Domestic abuse is a norm like the evening milking. When the maize runs out, when the children cry, or when the neighbors’ goats stray into her crops, the rungu (club) comes out. Facing the full wrath of the husband. She hides the bruises with red ochre and beaded necklaces. She is afraid to report gender-based violence meted out against her since, “If I report to the chief,” she whispers, “they will say I am a disobedient woman.

Sexual harassment is not something she reports; it is something she survives. On the long walk to collect water, far from the village, the herders from the next manyatta watch her. Sometimes they follow. A middle-aged woman alone is considered “loose property.” She now carries a panga (machete) for the snakes. But she knows the two-legged snakes are more dangerous.

And then there is the dowry. Her brother in law died last year. According to custom, his younger brother, a man who drinks too much illicit brew, almost inherited her. She refused. In retaliation, her husband demanded a refund of the dowry cows from her father. Dowry-related crimes are not just about bride price here; they are about the constant threat of being returned like defective goods.

The most dangerous terrain Naserian navigates is the interior of her own body.

Two years ago, during a terrible drought, she was pregnant with her seventh child. She was starving, and the child was also starving. She knew that if she delivered, the baby would not survive, and neither would she. She made the desperate three-day journey to the backstreet of a town near the border.

The topic of reproductive health will be on top of the agenda at the Women Deliver conference. In Kajiado specifically and Kenya in general, it is a sin, a crime, and a secret. The procedure was done with dirty tools in the room was filled with the smell of mold and fear

 “I bled for a month,” Mary says, pulling her shuka tight. “I did not go to the hospital because the nurse is the pastor’s wife. I would have gone to jail. Or excommunicated from the church."

She survived the illegal abortion, but the infection that remained in her womb means she can no longer bear children. In a society where a woman’s value is measured by her fertility, Mary is now considered broken.

Soon, the delegates at Women Deliver will hold up placards reading” Change calls us here"; they will pass resolutions. They will fund NGOs.

Naserian will not be there. She will be walking 15 kilometres to fetch water. She will be bargaining with a shopkeeper who short changes her because she cannot count.
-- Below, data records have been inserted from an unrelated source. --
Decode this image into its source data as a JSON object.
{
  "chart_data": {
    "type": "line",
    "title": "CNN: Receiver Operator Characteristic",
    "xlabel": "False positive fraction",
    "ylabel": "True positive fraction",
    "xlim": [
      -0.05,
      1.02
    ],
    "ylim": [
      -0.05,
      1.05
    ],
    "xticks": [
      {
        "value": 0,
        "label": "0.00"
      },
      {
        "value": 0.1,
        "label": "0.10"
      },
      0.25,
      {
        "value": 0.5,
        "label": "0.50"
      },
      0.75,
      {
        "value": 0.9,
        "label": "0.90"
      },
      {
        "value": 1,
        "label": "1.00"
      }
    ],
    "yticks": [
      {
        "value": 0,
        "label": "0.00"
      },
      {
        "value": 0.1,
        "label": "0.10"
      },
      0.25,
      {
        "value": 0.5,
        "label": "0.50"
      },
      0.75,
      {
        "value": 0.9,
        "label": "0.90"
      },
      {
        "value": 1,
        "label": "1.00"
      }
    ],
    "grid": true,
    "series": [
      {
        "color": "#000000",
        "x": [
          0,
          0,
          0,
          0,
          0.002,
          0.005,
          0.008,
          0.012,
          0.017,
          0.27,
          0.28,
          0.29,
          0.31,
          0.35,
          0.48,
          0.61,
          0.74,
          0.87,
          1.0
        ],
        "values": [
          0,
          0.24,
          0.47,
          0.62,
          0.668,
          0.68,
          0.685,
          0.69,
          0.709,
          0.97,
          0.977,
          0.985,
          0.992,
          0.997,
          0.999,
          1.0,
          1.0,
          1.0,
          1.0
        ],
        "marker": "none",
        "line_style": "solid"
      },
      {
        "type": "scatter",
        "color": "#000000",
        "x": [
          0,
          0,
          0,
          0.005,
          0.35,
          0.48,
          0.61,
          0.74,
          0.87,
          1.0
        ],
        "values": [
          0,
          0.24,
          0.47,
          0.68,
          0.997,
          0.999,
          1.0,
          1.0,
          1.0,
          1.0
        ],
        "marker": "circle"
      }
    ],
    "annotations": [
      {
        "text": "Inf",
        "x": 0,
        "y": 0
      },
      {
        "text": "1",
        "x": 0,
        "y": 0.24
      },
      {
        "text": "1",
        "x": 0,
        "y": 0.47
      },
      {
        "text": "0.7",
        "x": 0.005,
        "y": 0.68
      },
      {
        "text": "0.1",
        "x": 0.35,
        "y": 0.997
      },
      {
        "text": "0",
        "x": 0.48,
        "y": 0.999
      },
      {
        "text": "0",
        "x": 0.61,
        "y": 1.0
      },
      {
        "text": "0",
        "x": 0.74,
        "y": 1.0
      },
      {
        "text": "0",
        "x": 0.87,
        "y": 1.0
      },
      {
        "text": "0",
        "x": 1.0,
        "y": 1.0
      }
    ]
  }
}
She will be hiding her daughter from the circumciser who came from the neighboring town.

But there is a glimmer of hope. She hears the other Maasai women whispering about a new law and a safe house in Kajiado town.

“Maybe,” Naserian says, looking at the horizon where the dust meets the sky, “the loud voices in the big halls will reach the wind. Maybe the wind will carry it here.”

Until then, she remains what she has always been: the backbone of the savannah, bent but not broken, waiting for the world to finally see her not as a statistic but as a survivor.